Schools dominated the sector during Q4 2022, with the value of work starting on-site accounting for more than three-quarters (77 per cent) of the sector. School construction-starts increased 47 per cent against the previous year to total £775m.
In contrast, university project-starts fell 77 per cent against the previous year to total £69m, a 7 per cent share of the sector. College project-starts accounted for 9 per cent of the sector, having fallen 31 per cent against the previous year to total £105m.
Wales accounted for 17 per cent of education work starting on-site during Q4 2022, experiencing 558 per cent growth compared with the previous year, to total £176m. Growth was largely due to the commencement of the £65m Mynydd Isa Campus in Clwyd. Northern Ireland, where education construction-starts totalled £80m, experienced the greatest growth compared with a year ago of any area of the UK (+1443 per cent). Northern Ireland accounted for 8 per cent of the sector, being boosted by the start of the £33m Down High School development.
Project-starts also advanced strongly in the East of England (+106 per cent), East Midlands (+163 per cent) and the West Midlands (+185 per cent) compared with the previous year to total £118m, £78m, and £65m, respectively. In contrast, education work starting on-site in London fell by more than three-quarters (-76 per cent) against the previous year to total £36m.
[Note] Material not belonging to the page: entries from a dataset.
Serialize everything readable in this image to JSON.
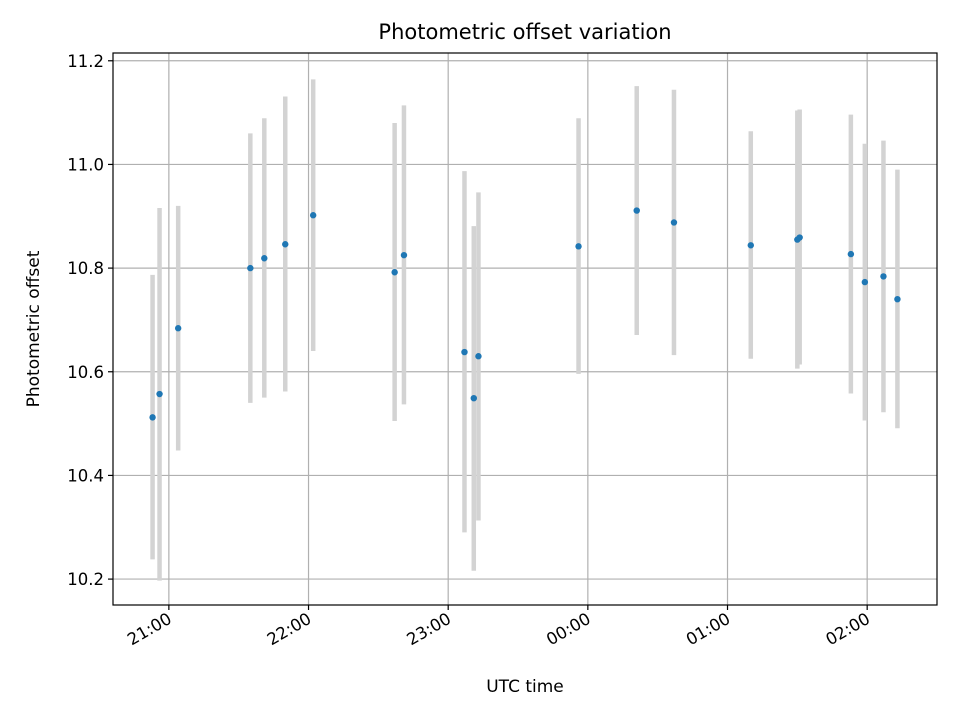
{
  "chart_data": {
    "type": "scatter",
    "title": "Photometric offset variation",
    "xlabel": "UTC time",
    "ylabel": "Photometric offset",
    "x_is_time": true,
    "x_range": [
      "20:36",
      "02:30"
    ],
    "x_tick_labels": [
      "21:00",
      "22:00",
      "23:00",
      "00:00",
      "01:00",
      "02:00"
    ],
    "ylim": [
      10.15,
      11.215
    ],
    "y_ticks": [
      10.2,
      10.4,
      10.6,
      10.8,
      11.0,
      11.2
    ],
    "y_tick_labels": [
      "10.2",
      "10.4",
      "10.6",
      "10.8",
      "11.0",
      "11.2"
    ],
    "grid": true,
    "marker_color": "#1f77b4",
    "errorbar_color": "#d3d3d3",
    "series": [
      {
        "points": [
          {
            "time": "20:53",
            "y": 10.512,
            "lo": 10.238,
            "hi": 10.787
          },
          {
            "time": "20:56",
            "y": 10.557,
            "lo": 10.197,
            "hi": 10.916
          },
          {
            "time": "21:04",
            "y": 10.684,
            "lo": 10.448,
            "hi": 10.92
          },
          {
            "time": "21:35",
            "y": 10.8,
            "lo": 10.54,
            "hi": 11.06
          },
          {
            "time": "21:41",
            "y": 10.819,
            "lo": 10.55,
            "hi": 11.089
          },
          {
            "time": "21:50",
            "y": 10.846,
            "lo": 10.562,
            "hi": 11.131
          },
          {
            "time": "22:02",
            "y": 10.902,
            "lo": 10.64,
            "hi": 11.164
          },
          {
            "time": "22:37",
            "y": 10.792,
            "lo": 10.505,
            "hi": 11.08
          },
          {
            "time": "22:41",
            "y": 10.825,
            "lo": 10.537,
            "hi": 11.114
          },
          {
            "time": "23:07",
            "y": 10.638,
            "lo": 10.29,
            "hi": 10.987
          },
          {
            "time": "23:11",
            "y": 10.549,
            "lo": 10.216,
            "hi": 10.881
          },
          {
            "time": "23:13",
            "y": 10.63,
            "lo": 10.313,
            "hi": 10.946
          },
          {
            "time": "23:56",
            "y": 10.842,
            "lo": 10.596,
            "hi": 11.089
          },
          {
            "time": "00:21",
            "y": 10.911,
            "lo": 10.671,
            "hi": 11.151
          },
          {
            "time": "00:37",
            "y": 10.888,
            "lo": 10.632,
            "hi": 11.144
          },
          {
            "time": "01:10",
            "y": 10.844,
            "lo": 10.625,
            "hi": 11.064
          },
          {
            "time": "01:30",
            "y": 10.855,
            "lo": 10.606,
            "hi": 11.104
          },
          {
            "time": "01:31",
            "y": 10.859,
            "lo": 10.614,
            "hi": 11.106
          },
          {
            "time": "01:53",
            "y": 10.827,
            "lo": 10.558,
            "hi": 11.096
          },
          {
            "time": "01:59",
            "y": 10.773,
            "lo": 10.506,
            "hi": 11.04
          },
          {
            "time": "02:07",
            "y": 10.784,
            "lo": 10.522,
            "hi": 11.046
          },
          {
            "time": "02:13",
            "y": 10.74,
            "lo": 10.491,
            "hi": 10.99
          }
        ]
      }
    ]
  }
}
The performance in the Capital largely influenced the overall decline in education project-starts. The South East (-57 per cent) and Yorkshire & the Humber (-58 per cent) also suffered heavy declines in education-starts compared with 2021 levels to total £150m and £23m, respectively.
Regional performance in education detailed planning approvals was mixed. Four areas experienced growth, including Scotland where the value increased 63 per cent against the previous year to total £193m. Scotland accounted for the greatest share (23 per cent) of education approvals during Q4 2022, with the approval of the £60m East End Community Campus in Dundee providing a great boost. Yorkshire & the Humber experienced even greater growth (+87 per cent) against the previous year to total £127m to account for 15 per cent of the total value.
Education approvals in the East of England advanced 44 per cent compared with 2021 levels to total £131m, a 15 per cent share of the total value. Wales (+33 per cent) also performed well against the previous year to total £49m. Most other regions experienced sharp falls, including London where the value fell 51 per cent against the previous year to total £50m. The South West (-76 per cent) and Northern Ireland (-76 per cent) experienced the poorest period for education approvals compared with a year ago to total £41m and £10m, respectively.